La nuova arma contro le malattie cardiovascolari, che secondo i dati dell’Istituito superiore della sanità sono la prima causa di morte in Europa e nel mondo, agisce come una ‘lente di ingrandimento’ e consente, per esempio, di individuare placche dei vasi arteriosi che normalmente non si vedono, permettendo ai medici di valutare la tipologia e la gravità di queste lesioni con una sorta di esame istologico virtuale. Secondo diversi studi internazionali, spiegano gli esperti, è possibile così intervenire tempestivamente individuando il 30% in più di patologie (che altrimenti rischierebbero di restare ‘invisibili’) rispetto alle tradizionali modalità di indagine. Con il nuovo sistema gli specialisti puntano ridurre in modo significativo l’insorgenza di infarti e ictus anche nei pazienti a basso o medio rischio cardiaco.
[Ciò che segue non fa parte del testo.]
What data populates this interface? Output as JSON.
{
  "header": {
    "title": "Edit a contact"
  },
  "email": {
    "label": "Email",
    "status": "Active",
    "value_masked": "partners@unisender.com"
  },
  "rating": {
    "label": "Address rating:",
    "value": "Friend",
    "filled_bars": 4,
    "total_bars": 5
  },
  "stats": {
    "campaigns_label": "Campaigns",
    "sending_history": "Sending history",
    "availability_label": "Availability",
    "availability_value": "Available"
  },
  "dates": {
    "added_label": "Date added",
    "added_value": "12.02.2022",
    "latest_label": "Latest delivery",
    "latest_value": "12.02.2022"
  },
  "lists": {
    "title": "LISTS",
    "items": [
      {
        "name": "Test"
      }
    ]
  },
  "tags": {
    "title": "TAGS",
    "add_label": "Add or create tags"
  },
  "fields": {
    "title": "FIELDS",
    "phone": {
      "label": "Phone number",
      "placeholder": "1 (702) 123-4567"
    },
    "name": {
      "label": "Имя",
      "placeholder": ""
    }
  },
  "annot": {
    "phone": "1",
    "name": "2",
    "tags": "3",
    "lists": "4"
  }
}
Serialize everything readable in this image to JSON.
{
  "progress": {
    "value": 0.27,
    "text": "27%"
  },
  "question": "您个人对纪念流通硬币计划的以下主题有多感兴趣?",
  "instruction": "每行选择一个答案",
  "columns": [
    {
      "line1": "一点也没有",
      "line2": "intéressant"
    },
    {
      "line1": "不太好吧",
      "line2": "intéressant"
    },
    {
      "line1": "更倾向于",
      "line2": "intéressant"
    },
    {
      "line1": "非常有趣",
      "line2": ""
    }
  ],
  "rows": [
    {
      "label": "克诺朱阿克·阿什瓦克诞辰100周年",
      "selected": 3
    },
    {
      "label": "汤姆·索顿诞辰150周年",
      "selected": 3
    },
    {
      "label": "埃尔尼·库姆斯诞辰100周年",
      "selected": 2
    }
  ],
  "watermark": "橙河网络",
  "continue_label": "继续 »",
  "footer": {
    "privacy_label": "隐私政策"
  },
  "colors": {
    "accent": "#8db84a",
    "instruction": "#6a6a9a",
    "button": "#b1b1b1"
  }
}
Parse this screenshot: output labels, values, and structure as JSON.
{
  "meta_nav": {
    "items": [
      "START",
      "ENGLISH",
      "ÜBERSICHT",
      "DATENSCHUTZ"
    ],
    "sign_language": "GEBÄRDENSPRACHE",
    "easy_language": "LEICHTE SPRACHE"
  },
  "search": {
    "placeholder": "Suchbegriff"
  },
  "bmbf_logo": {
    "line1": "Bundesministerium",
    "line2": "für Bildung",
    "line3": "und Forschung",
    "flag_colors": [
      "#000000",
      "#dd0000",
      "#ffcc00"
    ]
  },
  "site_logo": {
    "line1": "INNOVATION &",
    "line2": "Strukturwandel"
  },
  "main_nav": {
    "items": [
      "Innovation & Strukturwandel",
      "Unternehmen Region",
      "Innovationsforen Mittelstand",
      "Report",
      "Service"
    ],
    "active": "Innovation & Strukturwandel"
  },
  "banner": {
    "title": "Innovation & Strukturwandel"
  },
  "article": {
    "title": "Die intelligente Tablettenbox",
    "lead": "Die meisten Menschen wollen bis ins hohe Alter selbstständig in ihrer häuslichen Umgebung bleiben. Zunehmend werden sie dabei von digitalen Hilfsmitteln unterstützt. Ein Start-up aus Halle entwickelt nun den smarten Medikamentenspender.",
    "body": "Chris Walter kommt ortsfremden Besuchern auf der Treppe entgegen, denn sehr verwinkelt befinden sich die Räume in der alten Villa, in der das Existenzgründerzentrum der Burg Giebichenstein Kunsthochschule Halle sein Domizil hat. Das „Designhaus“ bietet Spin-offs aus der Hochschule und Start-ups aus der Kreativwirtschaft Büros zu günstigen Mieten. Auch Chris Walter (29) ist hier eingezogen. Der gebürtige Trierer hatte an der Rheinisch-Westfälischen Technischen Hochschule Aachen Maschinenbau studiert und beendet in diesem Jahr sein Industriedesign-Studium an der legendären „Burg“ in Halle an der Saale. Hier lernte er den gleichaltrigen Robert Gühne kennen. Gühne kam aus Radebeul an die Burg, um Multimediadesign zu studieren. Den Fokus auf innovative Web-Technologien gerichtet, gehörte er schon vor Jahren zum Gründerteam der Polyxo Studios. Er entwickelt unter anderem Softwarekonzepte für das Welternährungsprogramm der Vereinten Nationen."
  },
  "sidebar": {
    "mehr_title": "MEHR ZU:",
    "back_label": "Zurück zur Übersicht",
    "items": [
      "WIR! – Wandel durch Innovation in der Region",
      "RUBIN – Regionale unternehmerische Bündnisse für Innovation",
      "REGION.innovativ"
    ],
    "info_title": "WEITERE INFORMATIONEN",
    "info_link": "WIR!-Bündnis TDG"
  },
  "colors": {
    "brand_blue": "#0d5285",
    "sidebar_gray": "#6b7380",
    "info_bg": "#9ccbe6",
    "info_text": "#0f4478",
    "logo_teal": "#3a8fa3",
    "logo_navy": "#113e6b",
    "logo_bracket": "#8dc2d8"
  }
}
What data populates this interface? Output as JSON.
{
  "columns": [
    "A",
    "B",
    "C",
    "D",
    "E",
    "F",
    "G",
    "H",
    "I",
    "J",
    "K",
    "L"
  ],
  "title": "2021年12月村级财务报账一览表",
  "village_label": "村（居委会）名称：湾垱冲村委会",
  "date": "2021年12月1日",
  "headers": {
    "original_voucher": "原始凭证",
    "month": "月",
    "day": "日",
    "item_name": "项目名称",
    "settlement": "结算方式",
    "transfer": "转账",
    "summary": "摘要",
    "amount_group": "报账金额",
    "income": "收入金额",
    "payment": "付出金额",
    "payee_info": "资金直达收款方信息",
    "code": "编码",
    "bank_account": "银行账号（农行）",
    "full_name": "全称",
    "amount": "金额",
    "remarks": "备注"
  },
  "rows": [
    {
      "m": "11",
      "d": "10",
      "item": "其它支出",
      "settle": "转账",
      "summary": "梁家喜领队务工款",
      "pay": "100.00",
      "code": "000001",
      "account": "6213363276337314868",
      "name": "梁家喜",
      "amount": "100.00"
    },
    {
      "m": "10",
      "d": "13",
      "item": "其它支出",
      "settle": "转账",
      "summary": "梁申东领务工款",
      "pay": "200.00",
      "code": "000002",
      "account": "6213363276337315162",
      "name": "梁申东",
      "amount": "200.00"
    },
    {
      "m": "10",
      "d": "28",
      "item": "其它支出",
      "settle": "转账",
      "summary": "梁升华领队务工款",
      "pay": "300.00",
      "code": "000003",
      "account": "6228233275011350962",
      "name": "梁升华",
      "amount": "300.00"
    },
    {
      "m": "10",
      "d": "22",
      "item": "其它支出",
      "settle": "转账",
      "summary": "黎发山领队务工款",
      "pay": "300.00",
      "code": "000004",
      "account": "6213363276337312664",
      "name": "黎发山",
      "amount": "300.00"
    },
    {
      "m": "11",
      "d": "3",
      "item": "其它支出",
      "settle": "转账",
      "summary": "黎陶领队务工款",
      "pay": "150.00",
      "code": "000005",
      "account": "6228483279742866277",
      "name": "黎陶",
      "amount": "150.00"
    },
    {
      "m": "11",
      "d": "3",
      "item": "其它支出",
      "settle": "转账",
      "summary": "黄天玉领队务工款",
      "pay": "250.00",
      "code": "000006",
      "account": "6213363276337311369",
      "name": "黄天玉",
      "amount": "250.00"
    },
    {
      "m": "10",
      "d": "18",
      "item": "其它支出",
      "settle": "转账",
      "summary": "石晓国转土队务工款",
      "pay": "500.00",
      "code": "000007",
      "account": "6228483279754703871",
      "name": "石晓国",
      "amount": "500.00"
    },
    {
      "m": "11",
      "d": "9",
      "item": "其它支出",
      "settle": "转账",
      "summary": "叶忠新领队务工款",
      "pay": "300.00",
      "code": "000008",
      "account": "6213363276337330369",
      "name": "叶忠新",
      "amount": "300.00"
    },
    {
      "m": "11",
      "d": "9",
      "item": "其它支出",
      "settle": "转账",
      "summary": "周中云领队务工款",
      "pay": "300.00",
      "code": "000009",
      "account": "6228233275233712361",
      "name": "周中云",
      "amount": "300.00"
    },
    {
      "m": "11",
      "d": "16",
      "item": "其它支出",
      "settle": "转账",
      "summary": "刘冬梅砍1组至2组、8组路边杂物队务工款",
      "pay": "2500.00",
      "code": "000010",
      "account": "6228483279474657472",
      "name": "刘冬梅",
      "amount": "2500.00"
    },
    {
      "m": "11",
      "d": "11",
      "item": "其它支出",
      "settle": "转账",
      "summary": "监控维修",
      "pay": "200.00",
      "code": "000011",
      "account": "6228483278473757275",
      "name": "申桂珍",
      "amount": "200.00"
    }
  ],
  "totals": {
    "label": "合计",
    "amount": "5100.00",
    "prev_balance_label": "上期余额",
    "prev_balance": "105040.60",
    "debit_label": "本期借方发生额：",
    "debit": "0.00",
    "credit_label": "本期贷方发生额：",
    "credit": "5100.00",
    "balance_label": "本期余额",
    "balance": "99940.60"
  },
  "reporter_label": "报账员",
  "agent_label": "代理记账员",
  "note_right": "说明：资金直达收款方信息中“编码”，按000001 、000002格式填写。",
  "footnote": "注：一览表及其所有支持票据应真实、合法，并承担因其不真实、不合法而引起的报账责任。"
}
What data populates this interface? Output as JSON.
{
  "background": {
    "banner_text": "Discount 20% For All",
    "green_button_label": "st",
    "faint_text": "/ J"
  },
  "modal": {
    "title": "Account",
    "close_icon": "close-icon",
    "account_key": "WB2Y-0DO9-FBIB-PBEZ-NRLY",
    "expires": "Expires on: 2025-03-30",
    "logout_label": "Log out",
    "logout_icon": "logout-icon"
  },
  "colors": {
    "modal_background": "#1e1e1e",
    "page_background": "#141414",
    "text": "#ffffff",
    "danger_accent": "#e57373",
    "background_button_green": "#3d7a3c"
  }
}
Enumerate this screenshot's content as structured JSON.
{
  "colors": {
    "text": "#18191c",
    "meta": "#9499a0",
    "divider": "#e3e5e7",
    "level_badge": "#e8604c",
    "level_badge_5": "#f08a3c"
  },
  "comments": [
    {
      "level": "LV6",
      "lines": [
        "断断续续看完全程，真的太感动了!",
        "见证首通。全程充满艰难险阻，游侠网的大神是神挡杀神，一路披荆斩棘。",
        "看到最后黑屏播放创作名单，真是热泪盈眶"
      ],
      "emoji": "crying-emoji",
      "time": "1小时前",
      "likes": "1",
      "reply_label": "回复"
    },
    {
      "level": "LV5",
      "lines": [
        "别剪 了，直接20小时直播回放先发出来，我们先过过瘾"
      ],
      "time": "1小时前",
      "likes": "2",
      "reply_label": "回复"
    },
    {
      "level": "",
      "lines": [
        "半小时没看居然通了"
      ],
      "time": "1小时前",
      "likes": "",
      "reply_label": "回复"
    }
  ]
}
“Siamo l’unica struttura sanitaria in Italia e in Europa ad avere a disposizione questo software – afferma Fabrizio Iseni, presidente della Fondazione Iseni y Nervi – uno strumento potente per l’elaborazione e l’analisi avanzata dell’imaging medicale, che viene utilizzato compiendo una cardio-Tac o un’altra indagine, con i modernissimi strumenti di diagnostica. Il paziente ottiene tutte le informazioni entro un’ora e poi una diagnosi completa il giorno successivo. ‘Synapse’ è costato per ora oltre 400 mila euro, un investimento che verrà incrementato ulteriormente, anno per anno“. Il software, sottolinea Iseni, “consente di individuare le patologie prima che si manifestino sintomi importanti. E devo ringraziare il direttore generale di Fujifilm, Davide Campari, per aver avuto fiducia in noi: ‘Synapse 3D’ infatti è un software di ultima generazione della Fujifilm“. L’immagine che si ottiene “è quella di un cuore reale, che fluttua su maxischermi: può essere ruotata, ingrandita, distesa, sviluppata e modificata per indagare meglio alcune potenziali patologie“, descrive Andrea Macchi, primario dell’Unità di cardiologia dell’ospedale statale di Busto Arsizio (Varese) che da giugno sarà direttore generale degli Istituti di ricovero e cura Gruppo Iseni Sanità di Lonate Pozzolo-Malpensa.
“Basta un clic del mouse – precisa – per raddrizzare le coronarie, per srotolare i vasi e studiarli quindi con maggiore precisione ed efficacia alla ricerca di ciò che potrebbe essere o diventare patologico“. Risultato: persone che apparentemente stavano bene e facevano sport regolarmente sono state sottoposte a controlli con Synapse 3D, che hanno mostrato stati patologici non evidenti prima. “Situazioni che è stato possibile affrontare subito e in modo preventivo, evitando brutte sorprese“, osserva lo specialista. La diagnosi hi-tech è un’arma in più per la prevenzione di malattie come quelle cardiovascolari che in Italia hanno un grande impatto sia sulla Salute pubblica sia sulle risorse sanitarie ed economiche. Secondo dati Istat, la spesa per gli interventi cardiochirurgici è stimabile in circa 700 milioni di euro l’anno e rappresenta da sola l’1% della spesa sanitaria complessiva. I farmaci del sistema cardiovascolare, per un importo di oltre 5 miliardi di euro, sono i più utilizzati in assoluto, con una copertura di spesa da parte del Sistema sanitario nazionale di quasi il 93%.